Frente a um governo de extrema-direita, que quer descarregar a crise nas costas da classe trabalhadora, com frequentes ataques de Dória e Bolsonaro, como é a reforma trabalhista e a reforma da previdência (que agora o governo de São Paulo quer aplicar a nível estadual), a reitoria de mostra compactuando com os projetos de precarização e perseguição de trabalhadores.

Junto a essa absurda demissão como uma medida evidentemente autoritária, o plano de demissões das 330 famílias segue em curso. A intenção da demissão apareceu explicitamente nas palavras do Dr Miranda, superintendente da Funcamp, fundação responsável pelo trabalho terceirizado na Unicamp, durante a CPI das Universidades, na Assembleia Legislativa (ALESP). Nesta ocasião ele anunciou que o contrato da nutrição, responsável pela alimentação dentro do campus, entre Funcamp e Unicamp será extinto, levando assim a demissão de 330 funcionários até o final de 2019.

Em pleno fim de ano, nas vésperas do natal, 330 trabalhadoras vão ser colocadas nas ruas pois essa é a decisão da Universidade frente aos reacionários da Alesp, e Sidney até então segue demitido. Já não bastam as denúncias que sobram de precarização do trabalho terceirizado dentro da universidade, como os já baixíssimos salários que estão defasados e não recebem reajuste nem se quer da inflação, agora também vão colocar essas famílias nas ruas.

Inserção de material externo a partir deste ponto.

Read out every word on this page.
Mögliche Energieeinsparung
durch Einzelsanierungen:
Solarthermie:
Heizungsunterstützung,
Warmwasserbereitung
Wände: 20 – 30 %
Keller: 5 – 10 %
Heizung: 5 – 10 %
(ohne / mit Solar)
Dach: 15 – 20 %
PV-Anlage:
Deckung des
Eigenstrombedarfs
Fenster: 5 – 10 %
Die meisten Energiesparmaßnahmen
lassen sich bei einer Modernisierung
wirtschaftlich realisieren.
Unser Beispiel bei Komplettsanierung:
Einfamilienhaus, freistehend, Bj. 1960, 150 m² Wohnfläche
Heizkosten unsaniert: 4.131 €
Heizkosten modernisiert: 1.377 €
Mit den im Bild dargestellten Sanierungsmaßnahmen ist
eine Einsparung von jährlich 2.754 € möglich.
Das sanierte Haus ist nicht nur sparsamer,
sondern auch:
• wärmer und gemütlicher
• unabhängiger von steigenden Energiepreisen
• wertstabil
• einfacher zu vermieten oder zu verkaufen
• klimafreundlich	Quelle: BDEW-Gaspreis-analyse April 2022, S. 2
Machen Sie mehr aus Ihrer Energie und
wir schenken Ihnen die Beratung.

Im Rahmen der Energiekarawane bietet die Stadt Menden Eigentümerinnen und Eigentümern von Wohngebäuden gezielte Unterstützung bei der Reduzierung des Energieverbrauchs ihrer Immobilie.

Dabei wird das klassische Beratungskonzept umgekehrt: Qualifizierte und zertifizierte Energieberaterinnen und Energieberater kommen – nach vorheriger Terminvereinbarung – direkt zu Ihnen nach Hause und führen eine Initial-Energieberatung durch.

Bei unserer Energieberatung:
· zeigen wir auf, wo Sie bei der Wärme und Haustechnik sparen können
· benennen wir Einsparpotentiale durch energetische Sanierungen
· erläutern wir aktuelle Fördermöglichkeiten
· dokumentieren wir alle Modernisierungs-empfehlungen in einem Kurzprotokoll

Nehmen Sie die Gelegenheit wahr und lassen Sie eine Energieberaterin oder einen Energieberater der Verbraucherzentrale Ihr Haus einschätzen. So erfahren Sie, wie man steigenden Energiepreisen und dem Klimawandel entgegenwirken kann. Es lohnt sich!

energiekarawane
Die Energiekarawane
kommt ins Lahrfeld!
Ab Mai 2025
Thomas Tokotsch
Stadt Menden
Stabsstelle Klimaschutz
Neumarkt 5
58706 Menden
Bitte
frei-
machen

É inadmissível que um trabalhador seja punido por participar em Assembleia Unificada da Universidade que estava lutando contra a demissão de outras 330 famílias. Por isso nós do Esquerda Diário, junto a juventude da Faísca, nos solidarizamos profundamente com estes trabalhadores e nos colocamos ombro a ombro contra qualquer demissão e contra qualquer punição por se organizarem e lutarem por seus empregos!